Friday, April 23, 2010

"Nepotism Is No Problem at Charter School"

Thus read the headline in a Journal report this morning, link.

I would suggest that the whole point of the report was to get people to think there is in fact, a problem with nepotism in charter schools. If there is no problem, why write the story at all; why put it on the front page? Since when does the unstory get front page coverage?

Recently, auditors from the Council of the Great City Schools revealed that there were real problems with nepotism in the administration of the APS. Did the Journal report that? No. Did they do any kind of investigation of their own? No.

Yet they're are willing to point to the possibility that there is a problem in charters even though they conclude, in the end, that there is not.

The leadership of the APS needs to get used to the fact that the void they are leaving in the education of 90,000 of this community's sons and daughters is going to be filled by charter schools. And further that, the charters are going to do a better job of it because they are not locked into the rigid thinking that keeps APS using a model that no longer works.

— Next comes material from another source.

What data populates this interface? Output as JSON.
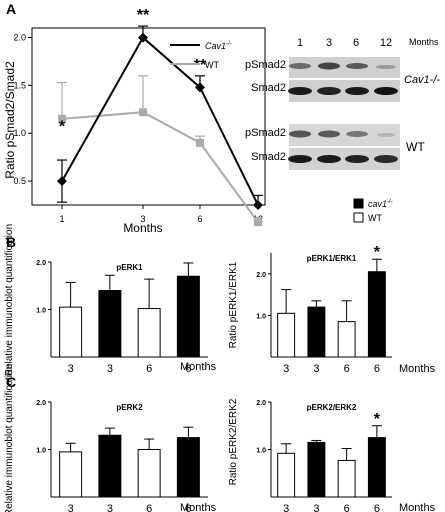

They need to call off their cronies at the Journal, and allow them to write uplifting stories about charter school successes rather than having them write stories whose point is to try to make the second horse in the race; APS, look like the winner.

We're paying Monica Armenta and her crew a million dollars* a year to do that.

*The real cost of the APS Communications Department is unknown except to the leadership of the APS. If you search the APS website for "communications department budget" you get no answer.